Figure 3. Transcriptome and scGESTALT library preparation overview.
a. Single cells are encapsulated and indexed in droplets using the inDrops platform (left, Step 82). Upon lysis (cells shown with dotted lines), polyadenylated cellular transcripts and scGESTALT lineage barcodes hybridize to oligodT primers on hydrogels. Hydrogels are color-coded to indicate distinct indexing identifiers. Adapted with permission from ref72.

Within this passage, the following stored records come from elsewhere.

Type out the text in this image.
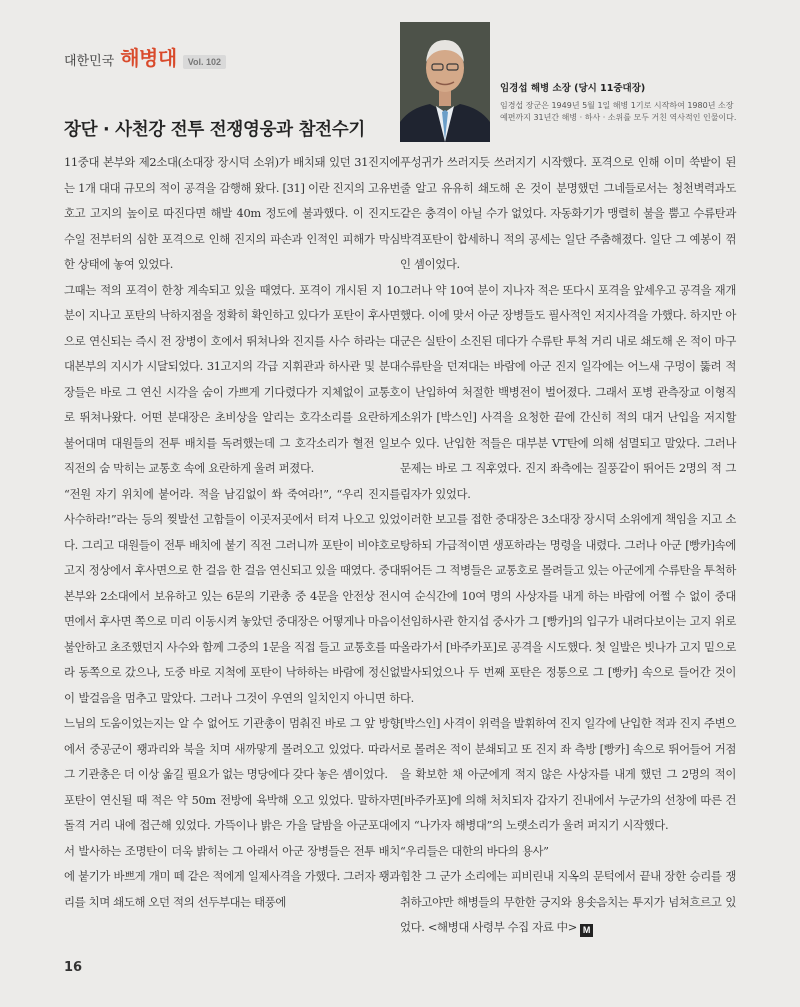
대한민국 해병대	Vol. 102
장단 · 사천강 전투 전쟁영웅과 참전수기
임경섭 해병 소장 (당시 11중대장)

임경섭 장군은 1949년 5월 1일 해병 1기로 시작하여 1980년 소장 예편까지 31년간 해병 · 하사 · 소위를 모두 거친 역사적인 인물이다.

11중대 본부와 제2소대(소대장 장시덕 소위)가 배치돼 있던 31진지에는 1개 대대 규모의 적이 공격을 감행해 왔다. [31] 이란 진지의 고유번호고 고지의 높이로 따진다면 해발 40m 정도에 불과했다. 이 진지도 수일 전부터의 심한 포격으로 인해 진지의 파손과 인적인 피해가 막심한 상태에 놓여 있었다.

그때는 적의 포격이 한창 계속되고 있을 때였다. 포격이 개시된 지 10분이 지나고 포탄의 낙하지점을 정확히 확인하고 있다가 포탄이 후사면으로 연신되는 즉시 전 장병이 호에서 뛰쳐나와 진지를 사수 하라는 대대본부의 지시가 시달되었다. 31고지의 각급 지휘관과 하사관 및 분대장들은 바로 그 연신 시각을 숨이 가쁘게 기다렸다가 지체없이 교통호로 뛰쳐나왔다. 어떤 분대장은 초비상을 알리는 호각소리를 요란하게 불어대며 대원들의 전투 배치를 독려했는데 그 호각소리가 혈전 일보 직전의 숨 막히는 교통호 속에 요란하게 울려 퍼졌다.

“전원 자기 위치에 붙어라. 적을 남김없이 쏴 죽여라!”, “우리 진지를 사수하라!”라는 등의 찢발선 고함들이 이곳저곳에서 터져 나오고 있었다. 그리고 대원들이 전투 배치에 붙기 직전 그러니까 포탄이 비야호로 고지 정상에서 후사면으로 한 걸음 한 걸음 연신되고 있을 때였다. 중대본부와 2소대에서 보유하고 있는 6문의 기관총 중 4문을 안전상 전시면에서 후사면 쪽으로 미리 이동시켜 놓았던 중대장은 어떻게나 마음이 불안하고 초조했던지 사수와 함께 그중의 1문을 직접 들고 교통호를 따라 동쪽으로 갔으나, 도중 바로 지척에 포탄이 낙하하는 바람에 정신없이 발걸음을 멈추고 말았다. 그러나 그것이 우연의 일치인지 아니면 하느님의 도움이었는지는 알 수 없어도 기관총이 멈춰진 바로 그 앞 방향에서 중공군이 꽹과리와 북을 치며 새까맣게 몰려오고 있었다. 따라서 그 기관총은 더 이상 옮길 필요가 없는 명당에다 갖다 놓은 셈이었다.

포탄이 연신될 때 적은 약 50m 전방에 육박해 오고 있었다. 말하자면 돌격 거리 내에 접근해 있었다. 가뜩이나 밝은 가을 달밤을 아군포대에서 발사하는 조명탄이 더욱 밝히는 그 아래서 아군 장병들은 전투 배치에 붙기가 바쁘게 개미 떼 같은 적에게 일제사격을 가했다. 그러자 꽹과리를 치며 쇄도해 오던 적의 선두부대는 태풍에

푸성귀가 쓰러지듯 쓰러지기 시작했다. 포격으로 인해 이미 쑥밭이 된 줄 알고 유유히 쇄도해 온 것이 분명했던 그네들로서는 청천벽력과도 같은 충격이 아닐 수가 없었다. 자동화기가 맹렬히 불을 뿜고 수류탄과 박격포탄이 합세하니 적의 공세는 일단 주춤해졌다. 일단 그 예봉이 꺾인 셈이었다.

그러나 약 10여 분이 지나자 적은 또다시 포격을 앞세우고 공격을 재개했다. 이에 맞서 아군 장병들도 필사적인 저지사격을 가했다. 하지만 아군은 실탄이 소진된 데다가 수류탄 투척 거리 내로 쇄도해 온 적이 마구 수류탄을 던져대는 바람에 아군 진지 일각에는 어느새 구멍이 뚫려 적이 난입하여 처절한 백병전이 벌어졌다. 그래서 포병 관측장교 이형직 소위가 [박스인] 사격을 요청한 끝에 간신히 적의 대거 난입을 저지할 수 있다. 난입한 적들은 대부분 VT탄에 의해 섬멸되고 말았다. 그러나 문제는 바로 그 직후였다. 진지 좌측에는 질풍같이 뛰어든 2명의 적 그림자가 있었다.

이러한 보고를 접한 중대장은 3소대장 장시덕 소위에게 책임을 지고 소탕하되 가급적이면 생포하라는 명령을 내렸다. 그러나 아군 [빵카]속에 뛰어든 그 적병들은 교통호로 몰려들고 있는 아군에게 수류탄을 투척하여 순식간에 10여 명의 사상자를 내게 하는 바람에 어쩔 수 없이 중대 선임하사관 한지섭 중사가 그 [빵카]의 입구가 내려다보이는 고지 위로 올라가서 [바주카포]로 공격을 시도했다. 첫 일발은 빗나가 고지 밑으로 발사되었으나 두 번째 포탄은 정통으로 그 [빵카] 속으로 들어간 것이다.

[박스인] 사격이 위력을 발휘하여 진지 일각에 난입한 적과 진지 주변으로 몰려온 적이 분쇄되고 또 진지 좌 측방 [빵카] 속으로 뛰어들어 거점을 확보한 채 아군에게 적지 않은 사상자를 내게 했던 그 2명의 적이 [바주카포]에 의해 처치되자 갑자기 진내에서 누군가의 선창에 따른 건지 “나가자 해병대”의 노랫소리가 울려 퍼지기 시작했다.

“우리들은 대한의 바다의 용사”

힘찬 그 군가 소리에는 피비린내 지옥의 문턱에서 끝내 장한 승리를 쟁취하고야만 해병들의 무한한 긍지와 용솟음치는 투지가 넘쳐흐르고 있었다. <해병대 사령부 수집 자료 中> M

16
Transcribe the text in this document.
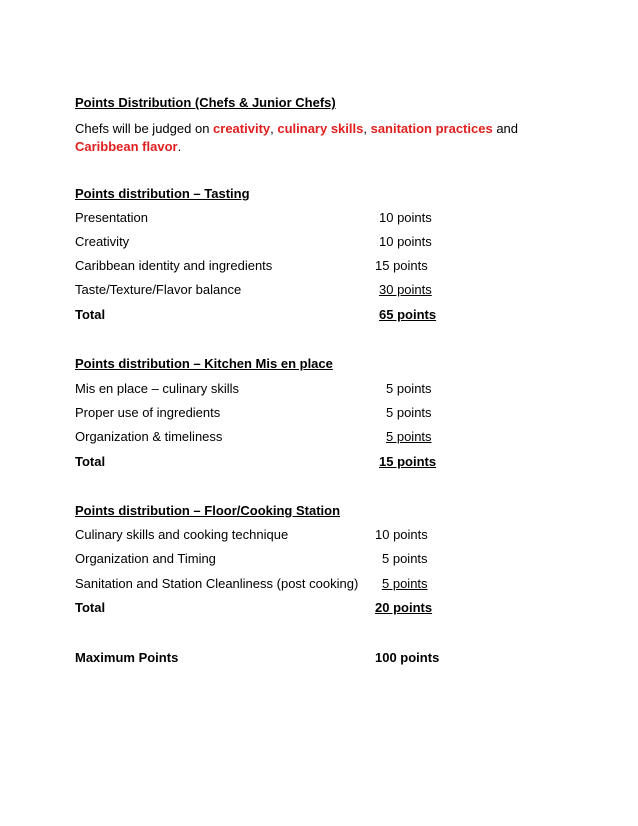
Points Distribution (Chefs & Junior Chefs)
Chefs will be judged on creativity, culinary skills, sanitation practices and
Caribbean flavor.
Points distribution – Tasting
Presentation	10 points
Creativity	10 points
Caribbean identity and ingredients	15 points
Taste/Texture/Flavor balance	30 points
Total	65 points
Points distribution – Kitchen Mis en place
Mis en place – culinary skills	5 points
Proper use of ingredients	5 points
Organization & timeliness	5 points
Total	15 points
Points distribution – Floor/Cooking Station
Culinary skills and cooking technique	10 points
Organization and Timing	5 points
Sanitation and Station Cleanliness (post cooking) 5 points
Total	20 points
Maximum Points	100 points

b. Overview of transcriptome library preparation steps from single cells (Steps 82–84). Hydrogels are coated with oligonucleotides containing T7 promoter, an adaptor sequence (PE1), a cell indexing identifier (Cell ID), unique molecular identifier (UMI), and oligodT sequence. Polyadenylated cellular mRNA hybridizes to the oligodT sequence and is reverse transcribed into cellular cDNA sequence. Second strand synthesis is carried out to generate double stranded DNA (dsDNA) that is used for T7 in vitro transcription and generates linearly amplified RNA (aRNA). The aRNA is chemically fragmented and then subjected to a second round of reverse transcription using an oligonucleotide that contains a random hexamer and an adaptor sequence (PE2). The resulting single stranded DNA (ssDNA) is PCR amplified with Illumina P5 and P7 adaptor sequences containing overlap with PE2 and PE1 sequences, and a limited number of cycles to generate the final sequencing-ready transcriptome library. ssDNA fragments that do not contain the PE1 adaptor sequence will not be amplified.
c. Overview of scGESTALT lineage barcode library preparation steps from single cells. Polyadenylated lineage barcode mRNA, consisting of dsRed and edited scGESTALT CRISPR array (see Fig. 2, Step 33), are expressed from a transgene upon heat shock of the animal prior to brain dissection and dissociation. The lineage barcode mRNA hybridizes to oligodT sequence on the hydrogel and is reverse transcribed into lineage barcode cDNA. Second strand synthesis and T7 in vitro transcription is carried out similar to the transcriptome library preparation (Step 82). However, the aRNA is not fragmented in order to preserve the full lineage barcode sequence (Step 83, part of the of reverse transcribed product is not fragmented and stored at −80 °C). Instead reverse transcription is carried out using random hexamers to generate full-length ssDNA (Steps 85–89). The edited scGESTALT CRISPR array sequence is selectively enriched from the full-length ssDNA using a nested PCR approach. The first round amplifies a longer piece of dsDNA using a primer that hybridizes in the dsRed sequence (GP6) and one that overlaps the PE1 adaptor sequence (PE1sa) (Steps 90–92). The resulting dsDNA is used in a second round to target the edited lineage barcode sequence using a primer that binds upstream proximal to the start of the CRISPR lineage array sequence (GP12) and a primer that overlaps the adaptor sequence (PE1sb) (Steps 93–95). The resulting dsDNA is PCR amplified (Steps 97–98) similar to the transcriptome library preparation to generate the final sequencing-ready scGESTALT lineage barcode library (Step 99).